HAHAHAHAHAHAHAHAHAHAHAHAHAHAHAH
Dlaczego jeszcze nie mamy znakomitych siatkarzy z Zambii, Gabonu i Luksemburga? Przecież Jastrzębie to znakomite miejsce, żeby dorobić do sportowej emerytury. JSW płaci za wszystko, nawet za belgijskie czekoladki prezesa. Nic dziwnego, że siatkarze bardzo dbają o nienaganne fryzury w czasie meczu i starają się ich nie zniszczyć zbyt gwałtownymi ruchami na boisku. Obawiam się, że Łasko ma już dość swoich \"znakomitych\" partnerów.
Najdroższe miernoty w lidze.
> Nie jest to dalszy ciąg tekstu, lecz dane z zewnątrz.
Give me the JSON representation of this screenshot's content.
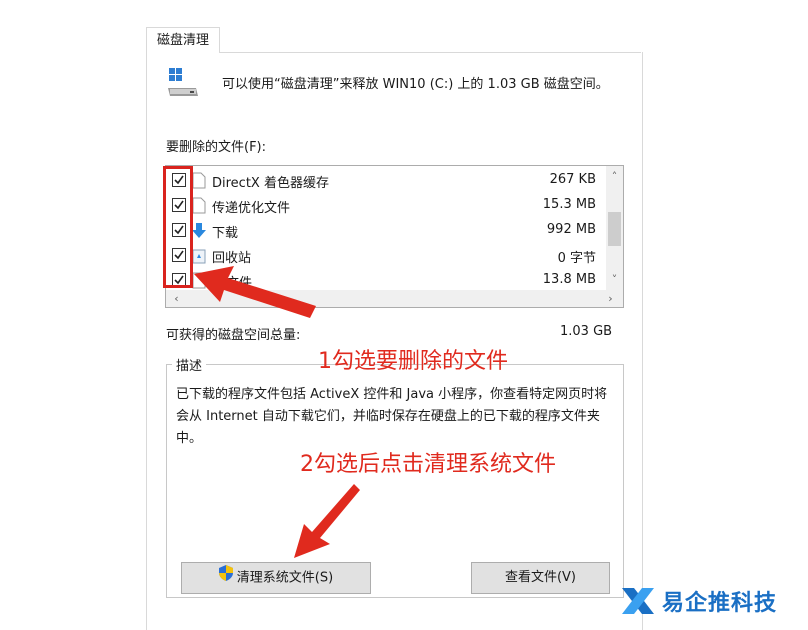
{
  "window": {
    "tab_label": "磁盘清理",
    "intro_text": "可以使用“磁盘清理”来释放 WIN10 (C:) 上的 1.03 GB 磁盘空间。",
    "files_label": "要删除的文件(F):",
    "files": [
      {
        "name": "DirectX 着色器缓存",
        "size": "267 KB",
        "checked": true,
        "icon": "blank-file-icon"
      },
      {
        "name": "传递优化文件",
        "size": "15.3 MB",
        "checked": true,
        "icon": "blank-file-icon"
      },
      {
        "name": "下载",
        "size": "992 MB",
        "checked": true,
        "icon": "download-arrow-icon"
      },
      {
        "name": "回收站",
        "size": "0 字节",
        "checked": true,
        "icon": "recycle-bin-icon"
      },
      {
        "name": "文件",
        "size": "13.8 MB",
        "checked": true,
        "icon": "blank-file-icon"
      }
    ],
    "total_label": "可获得的磁盘空间总量:",
    "total_value": "1.03 GB",
    "description_legend": "描述",
    "description_text": "已下载的程序文件包括 ActiveX 控件和 Java 小程序，你查看特定网页时将会从 Internet 自动下载它们，并临时保存在硬盘上的已下载的程序文件夹中。",
    "clean_system_button": "清理系统文件(S)",
    "view_files_button": "查看文件(V)"
  },
  "annotations": {
    "step1": "1勾选要删除的文件",
    "step2": "2勾选后点击清理系统文件"
  },
  "watermark": {
    "text": "易企推科技"
  },
  "colors": {
    "annotation_red": "#e02a1e",
    "logo_blue": "#1a6fc4",
    "button_bg": "#e1e1e1"
  }
}
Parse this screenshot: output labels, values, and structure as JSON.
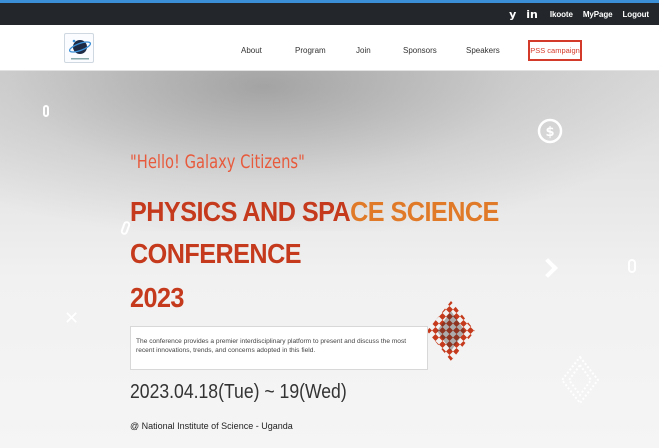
{
  "topbar": {
    "twitter_glyph": "y",
    "linkedin_glyph": "in",
    "user": "Ikoote",
    "mypage": "MyPage",
    "logout": "Logout"
  },
  "nav": {
    "items": [
      "About",
      "Program",
      "Join",
      "Sponsors",
      "Speakers"
    ],
    "cta": "PSS campaign"
  },
  "hero": {
    "tagline": "\"Hello! Galaxy Citizens\"",
    "title_line1_a": "PHYSICS AND SPA",
    "title_line1_b": "CE SCIENCE",
    "title_line2": "CONFERENCE",
    "title_line3": "2023",
    "description_line1": "The conference provides a premier interdisciplinary platform to present and discuss the most",
    "description_line2": "recent innovations, trends, and concerns adopted in this field.",
    "date": "2023.04.18(Tue) ~ 19(Wed)",
    "venue": "@ National Institute of Science - Uganda"
  },
  "colors": {
    "accent_red": "#c53a1c",
    "accent_orange": "#e07a28",
    "cta_border": "#d43a2a",
    "topbar_bg": "#23272b"
  },
  "icons": {
    "twitter": "twitter-icon",
    "linkedin": "linkedin-icon",
    "logo": "conference-logo",
    "dollar_badge": "dollar-circle-icon",
    "diamond_pattern": "diamond-pattern-icon"
  }
}
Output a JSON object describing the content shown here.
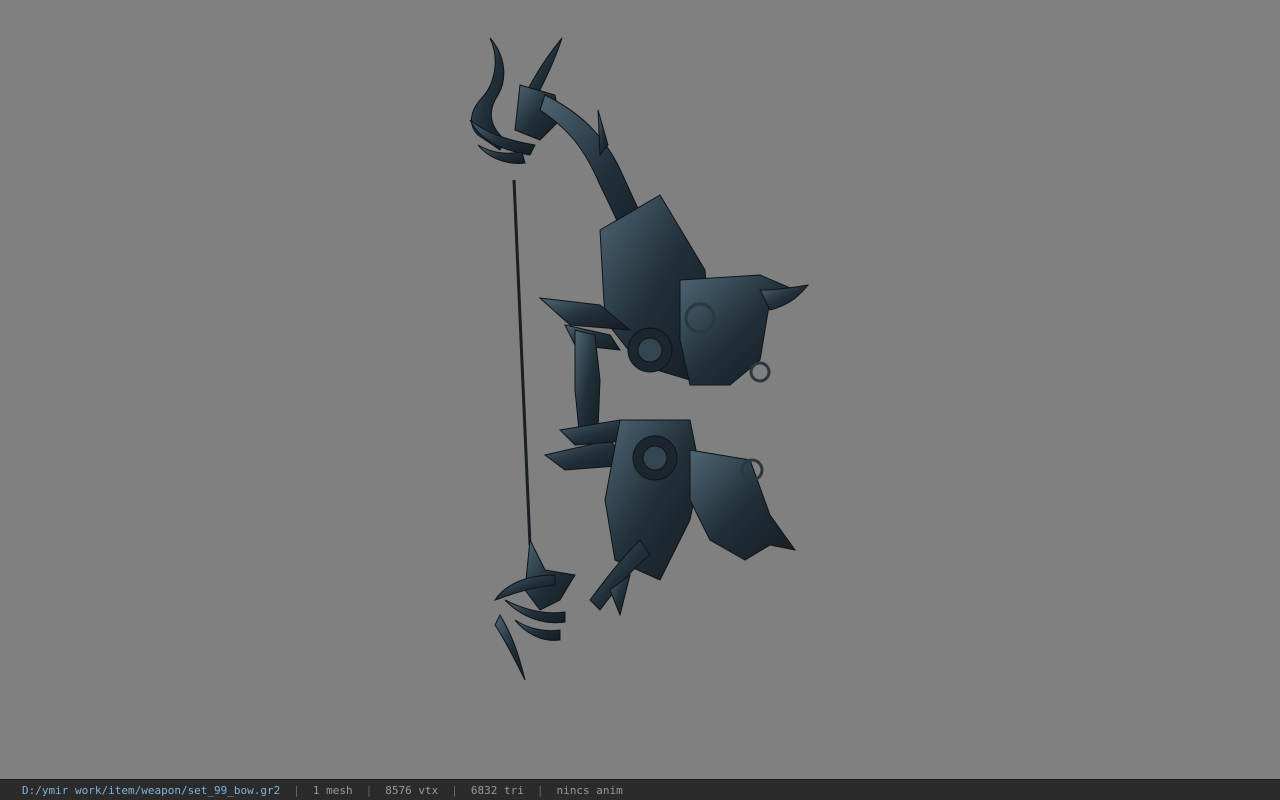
{
  "viewport": {
    "background_color": "#808080",
    "model_color": "#1e2a33",
    "model_highlight_color": "#4a6270",
    "model_name": "bow-model"
  },
  "status": {
    "file_path": "D:/ymir work/item/weapon/set_99_bow.gr2",
    "separator": "|",
    "mesh_count": "1 mesh",
    "vertex_count": "8576 vtx",
    "triangle_count": "6832 tri",
    "anim": "nincs anim"
  },
  "colors": {
    "statusbar_bg": "#2b2b2b",
    "path_text": "#7fb3d9",
    "info_text": "#9a9a9a"
  }
}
Prezes już zaciera ręce myśląc o kasie, jaką dostanie na kolejne zakupy.
Jeszcze trochę i w Jastrzębiu nigdzie nie spędzisz spokojnie swojego wolnego czasu, bo wszędzie będzie obora, jakieś gwizdy i temu podobne.
Zgadzam się ze Stefanem. Bydło, brak kultury i totalne chamstwo! Tanie karnety były tak, to kupiliśmy?
Wstyd mi za takie zachowanie, jestem zażenowany!
Może i były emocje, ale z Fartem ich nie powinno byc. Emocje moga byc w meczu z zaksą czy skrą.
Oj tam oj tam, po prostu farta mieli ;P
Ci, którzy narzekają, raczej nie byli na meczu. Emocje, jakich dostarczył tie-break (podnieść się z 4 punktów!)... Do pracy chłopaki, jesteśmy z Wami!
Szkoda tylko, że \"kibice\" pokazali jak lubią swoich zawodników wygwizdując Kubiaka...
Nikt przecież nie bronił Wam, abyście doszli tam gdzie on...
No i jest git. Może teraz pozbędą się trenejro i prezesejro!!!
nic nie graja!! TRAGEDIA !! szkoda czasu i pieniedzy !! brak 2 graczy i nie ma druzyny. panie prezesie musisz sprzedac znowu 90% ekipy to napewno beda wygrywac!!